There is no refund or credit on that time and energy spent and now it all comes down to the wire. Will I get it or not? And how can I prevent my energy from being wasted again in the future? Do I need a grounding mantra that will gently nudge myself before I get full-on lost in thought, planning, fuming, etc. on whatever it is?
And this happens when I get stuck on past events too. I replay and rehash them. I imagine scenarios with a different outcome and my correct and witty response. I make excuses to myself to relieve the miserableness, horror or embarrassment of it all.
Is it just me?
I paused before eating the donut. I took a breath and realized that I have a green smoothie in the fridge. Maybe I’ll enjoy the donut tomorrow. It’s rainy. It’s cold and I’m eating cold food. I was fighting off a virus on Easter and my appetite is still not back to normal. I’m grazing and not consuming my usual portion size. Today I drank my first small cup of half-calf coffee. I still want to limit my intake. I’m so tired of the energy crashes. Maybe without caffeine, I’ll have steady, normal energy again. Wouldn’t that be blissful? Like when I was a child again.
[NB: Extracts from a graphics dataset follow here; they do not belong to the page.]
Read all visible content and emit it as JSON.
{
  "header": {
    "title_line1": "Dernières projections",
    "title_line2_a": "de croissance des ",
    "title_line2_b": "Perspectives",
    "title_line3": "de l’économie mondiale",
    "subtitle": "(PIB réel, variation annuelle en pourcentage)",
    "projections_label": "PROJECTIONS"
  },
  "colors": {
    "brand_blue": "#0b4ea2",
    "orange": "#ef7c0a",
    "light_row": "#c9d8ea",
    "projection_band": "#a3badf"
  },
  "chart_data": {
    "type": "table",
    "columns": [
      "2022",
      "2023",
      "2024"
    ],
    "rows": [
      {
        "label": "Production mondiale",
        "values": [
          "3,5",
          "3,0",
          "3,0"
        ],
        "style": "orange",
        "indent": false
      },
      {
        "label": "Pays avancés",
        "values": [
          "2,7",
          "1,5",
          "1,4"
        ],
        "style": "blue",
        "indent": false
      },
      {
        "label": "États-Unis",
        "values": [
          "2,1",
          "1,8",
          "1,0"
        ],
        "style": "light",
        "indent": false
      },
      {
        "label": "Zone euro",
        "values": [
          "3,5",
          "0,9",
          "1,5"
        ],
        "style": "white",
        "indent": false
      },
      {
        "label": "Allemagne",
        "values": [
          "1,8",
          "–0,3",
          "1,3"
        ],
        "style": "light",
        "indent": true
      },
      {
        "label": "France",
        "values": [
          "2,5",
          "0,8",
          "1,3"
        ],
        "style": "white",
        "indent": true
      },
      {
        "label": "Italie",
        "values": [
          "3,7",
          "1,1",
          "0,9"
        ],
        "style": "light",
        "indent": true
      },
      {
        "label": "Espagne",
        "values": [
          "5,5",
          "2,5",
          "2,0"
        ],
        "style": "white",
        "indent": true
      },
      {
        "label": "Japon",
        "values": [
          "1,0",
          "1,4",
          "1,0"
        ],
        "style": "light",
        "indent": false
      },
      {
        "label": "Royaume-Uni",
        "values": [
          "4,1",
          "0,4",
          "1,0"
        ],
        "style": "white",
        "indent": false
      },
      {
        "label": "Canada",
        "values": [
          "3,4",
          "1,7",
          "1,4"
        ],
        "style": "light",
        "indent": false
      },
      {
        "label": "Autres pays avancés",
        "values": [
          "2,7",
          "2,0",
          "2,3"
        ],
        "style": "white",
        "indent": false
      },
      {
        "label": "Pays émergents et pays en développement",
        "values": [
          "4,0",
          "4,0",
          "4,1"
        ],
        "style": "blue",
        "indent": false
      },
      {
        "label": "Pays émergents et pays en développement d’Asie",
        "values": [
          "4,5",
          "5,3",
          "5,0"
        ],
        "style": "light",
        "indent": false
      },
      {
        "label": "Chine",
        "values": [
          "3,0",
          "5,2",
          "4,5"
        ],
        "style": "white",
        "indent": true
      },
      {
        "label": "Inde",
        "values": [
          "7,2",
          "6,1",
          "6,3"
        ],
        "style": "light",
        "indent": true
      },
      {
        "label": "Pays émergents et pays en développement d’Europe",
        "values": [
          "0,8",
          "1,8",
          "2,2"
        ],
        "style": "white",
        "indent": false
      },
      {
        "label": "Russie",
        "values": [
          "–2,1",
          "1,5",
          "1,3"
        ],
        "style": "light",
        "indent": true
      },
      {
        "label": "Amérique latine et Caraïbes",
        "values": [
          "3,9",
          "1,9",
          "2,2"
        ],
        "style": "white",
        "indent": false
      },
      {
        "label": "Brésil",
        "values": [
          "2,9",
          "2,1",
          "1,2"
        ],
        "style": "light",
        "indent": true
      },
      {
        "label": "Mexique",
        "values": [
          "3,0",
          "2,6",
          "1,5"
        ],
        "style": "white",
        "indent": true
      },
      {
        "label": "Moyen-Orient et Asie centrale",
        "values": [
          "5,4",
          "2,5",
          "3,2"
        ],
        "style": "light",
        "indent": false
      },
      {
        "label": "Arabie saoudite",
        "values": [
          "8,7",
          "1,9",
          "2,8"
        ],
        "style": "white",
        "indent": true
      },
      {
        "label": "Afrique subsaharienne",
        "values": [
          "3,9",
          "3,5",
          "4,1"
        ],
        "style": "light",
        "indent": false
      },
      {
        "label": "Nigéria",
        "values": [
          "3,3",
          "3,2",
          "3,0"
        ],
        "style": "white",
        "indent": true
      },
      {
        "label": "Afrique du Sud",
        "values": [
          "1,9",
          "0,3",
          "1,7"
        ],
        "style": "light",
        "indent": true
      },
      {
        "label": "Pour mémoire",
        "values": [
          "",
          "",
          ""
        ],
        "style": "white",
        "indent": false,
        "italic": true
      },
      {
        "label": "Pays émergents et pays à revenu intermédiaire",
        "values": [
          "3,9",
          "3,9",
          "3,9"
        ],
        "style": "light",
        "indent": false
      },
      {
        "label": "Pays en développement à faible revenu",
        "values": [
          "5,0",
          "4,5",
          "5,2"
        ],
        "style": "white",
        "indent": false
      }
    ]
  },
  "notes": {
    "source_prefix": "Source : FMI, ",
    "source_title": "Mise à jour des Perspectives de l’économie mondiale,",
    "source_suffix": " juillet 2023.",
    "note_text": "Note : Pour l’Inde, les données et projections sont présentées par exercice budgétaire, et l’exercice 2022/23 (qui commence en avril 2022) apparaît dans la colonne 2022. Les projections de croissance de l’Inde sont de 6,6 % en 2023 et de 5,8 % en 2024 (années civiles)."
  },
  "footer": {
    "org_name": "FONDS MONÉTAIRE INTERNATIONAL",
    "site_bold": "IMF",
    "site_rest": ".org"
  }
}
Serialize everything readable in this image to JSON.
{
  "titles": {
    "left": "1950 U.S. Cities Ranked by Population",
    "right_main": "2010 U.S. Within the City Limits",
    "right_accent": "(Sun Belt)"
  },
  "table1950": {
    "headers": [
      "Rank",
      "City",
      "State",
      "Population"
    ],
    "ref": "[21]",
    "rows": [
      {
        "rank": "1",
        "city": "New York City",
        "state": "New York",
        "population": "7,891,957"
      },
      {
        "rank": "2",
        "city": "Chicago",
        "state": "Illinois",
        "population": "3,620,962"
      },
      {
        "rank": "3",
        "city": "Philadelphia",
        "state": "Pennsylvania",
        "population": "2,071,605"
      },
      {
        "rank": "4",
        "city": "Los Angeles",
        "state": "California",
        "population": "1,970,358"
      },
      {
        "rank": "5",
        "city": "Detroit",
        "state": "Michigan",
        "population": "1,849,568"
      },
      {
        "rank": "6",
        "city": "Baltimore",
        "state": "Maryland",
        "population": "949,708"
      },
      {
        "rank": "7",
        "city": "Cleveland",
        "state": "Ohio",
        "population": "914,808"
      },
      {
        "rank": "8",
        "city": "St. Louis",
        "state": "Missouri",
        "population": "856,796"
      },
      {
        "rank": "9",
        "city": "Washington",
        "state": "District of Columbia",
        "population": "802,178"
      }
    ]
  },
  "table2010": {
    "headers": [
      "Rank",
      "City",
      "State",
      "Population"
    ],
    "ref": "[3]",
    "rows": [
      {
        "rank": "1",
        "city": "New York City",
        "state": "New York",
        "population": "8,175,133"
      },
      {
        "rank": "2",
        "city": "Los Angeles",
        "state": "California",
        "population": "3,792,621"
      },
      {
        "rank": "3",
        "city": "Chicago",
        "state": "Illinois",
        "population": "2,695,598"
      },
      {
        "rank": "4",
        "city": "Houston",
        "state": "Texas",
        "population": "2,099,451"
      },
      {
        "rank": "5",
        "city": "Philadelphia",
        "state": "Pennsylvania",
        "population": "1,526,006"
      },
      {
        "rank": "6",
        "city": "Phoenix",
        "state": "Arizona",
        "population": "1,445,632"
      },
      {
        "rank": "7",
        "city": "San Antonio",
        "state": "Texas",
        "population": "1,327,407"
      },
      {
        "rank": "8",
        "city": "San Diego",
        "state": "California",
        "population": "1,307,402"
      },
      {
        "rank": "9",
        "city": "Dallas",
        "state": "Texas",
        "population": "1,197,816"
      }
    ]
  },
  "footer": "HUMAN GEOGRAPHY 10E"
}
Lately I’ve been suffering tennis elbow. I decided that I’m going to be as hands-free as possible with my belongings. Constantly having my hands full can become a way of life: Carrying our burdens all the time. Carrying our obligations and “the weight of the world.” That it’s our burden alone to carry.
Well, I’m not down with that anymore. This momma is getting a cross-over purse. She’s going to limit what she carries:
I will only hold one beverage at a time or I’ll find a suitable place to carry it for me. The old me normally held a glass water bottle, had a coffee travel mug tucked in the crook of my arm with the weight of my purse handle pressing into my inner elbow. All the weight was on my right side leaving my left hand free to open the door or to navigate. My husband has called me a “bag lady” on more than one occasion. I brushed it off as an annoying comment. I didn’t realize how ridiculous I looked until I caught a glimpse of myself. It reflected how much I always seem to carry: work bags, tote bags, a child, grocery bags, laundry, food, etc.
This bout with tennis elbow has been painful. But as the astute learner, I’m listening to its message. “You do enough. You don’t have to pile anything else onto your plate. It is safe to let it go for now.”
And pausing is the best first response. That microsecond gives me a moment to reflect, to think, to not go off on to autopilot and reach for the donut.
Even though it’s a cold, gray day, I feel energized. Maybe it’s because I kicked this cold to the curb and I’m feeling like my old self again. Perhaps a lighter version of myself and I’m seeing with renewed eyes.